Given the elderly’s susceptibility to COVID-19, CMS has worked tirelessly to guarantee nursing homes have what they need to protect their uniquely vulnerable residents. We reissued and updated infection control guidance, visitation guidance, stayed in constant communication with the industry, focused surveys on infection control, developed training, supported efforts to deliver supplies and testing, and organized strike teams to support nursing homes dealing with outbreaks. We worked with the CDC to implement a nationwide reporting system in a matter of weeks, and more.
As a vaccine approached in record time thanks to Operation Warp Speed, CMS also laid the coverage groundwork ahead of time and ensured that it would be available to every American for free. We also ensured that new COVID-19 therapeutics would receive appropriate reimbursement to ensure that all Medicare beneficiaries could have access to life-saving medications.
It’s important to note that when the pandemic first made landfall in America, CMS had no meaningful pandemic plan to consult, meaning we had work from scratch. Because we didn’t want future administrations in future pandemics to find themselves in a similar predicament, we built out CMS’ pandemic plan into a robust document playbook for practical use. This historic document will be a boon should the agency ever have to respond to a pandemic again.
The historic reforms we have made over the past four years are a testament to the CMS team. They required the agency to think differently, take risks, and work together across divisions and components – to take full advantage of the authority Congress has given CMS to come up with creative solutions. Some solutions were obvious, but simply required moral courage to stand up to the industry to do it. The results was a transformation of the healthcare system of historic significance.
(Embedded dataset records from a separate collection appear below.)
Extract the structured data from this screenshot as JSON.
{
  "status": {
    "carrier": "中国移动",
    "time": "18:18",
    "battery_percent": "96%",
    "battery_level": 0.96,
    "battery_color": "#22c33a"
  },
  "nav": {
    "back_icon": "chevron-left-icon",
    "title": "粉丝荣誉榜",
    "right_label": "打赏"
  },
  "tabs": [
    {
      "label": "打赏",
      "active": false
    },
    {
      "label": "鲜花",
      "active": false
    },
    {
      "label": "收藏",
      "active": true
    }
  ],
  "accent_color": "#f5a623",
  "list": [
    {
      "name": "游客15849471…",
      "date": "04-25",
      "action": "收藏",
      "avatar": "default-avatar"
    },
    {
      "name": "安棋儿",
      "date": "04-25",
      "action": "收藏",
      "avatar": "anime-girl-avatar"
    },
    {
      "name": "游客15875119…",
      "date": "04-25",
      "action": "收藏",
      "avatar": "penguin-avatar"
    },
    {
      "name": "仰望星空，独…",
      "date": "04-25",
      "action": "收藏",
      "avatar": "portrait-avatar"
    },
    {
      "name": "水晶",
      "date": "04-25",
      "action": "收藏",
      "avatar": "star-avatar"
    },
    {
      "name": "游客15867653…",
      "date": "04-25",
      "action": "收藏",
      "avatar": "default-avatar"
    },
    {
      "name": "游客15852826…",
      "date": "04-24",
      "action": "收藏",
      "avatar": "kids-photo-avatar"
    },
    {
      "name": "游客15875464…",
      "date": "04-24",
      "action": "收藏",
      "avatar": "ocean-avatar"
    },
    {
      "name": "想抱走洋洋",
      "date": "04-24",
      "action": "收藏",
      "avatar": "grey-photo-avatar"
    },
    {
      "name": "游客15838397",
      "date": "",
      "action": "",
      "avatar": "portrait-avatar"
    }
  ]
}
We have undergone reorganizations that integrated the agency’s regional offices and made us more productive and coordinated. We established new offices, including an Office of Stakeholder Outreach that helped us to stay in close contact with frontline providers and other key stakeholders. We implemented strategic planning for the agency and identified objectives and key results for all our initiatives and operating divisions. This led to better alignment throughout the agency on our goals, and encouraged robust use of data to drive decision-making, accountability, and strategy.
These internal reforms were challenging, but they allowed CMS to lead the healthcare system rather than merely to follow it – to set the agenda and drive change rather than react to it. This culture shift at CMS sets the agency up for a new era of partnership with stakeholders, leadership and innovation.
Conclusion
Taken in their totality, the actions CMS has taken over the last four years will revolutionize healthcare for generations to come and will transform healthcare for every American patient. They represent a true turning point and will have an enduring effect.
We came here to challenge the status quo to do what’s right for patients. We were not afraid of special interest groups, and we consistently acted with a single purpose front and center: putting patients first. We have made reforms with more than just immediate impacts in mind; we have acted with a view towards fundamental change, the legacy of which will long outlast our time in office and be felt for decades to come.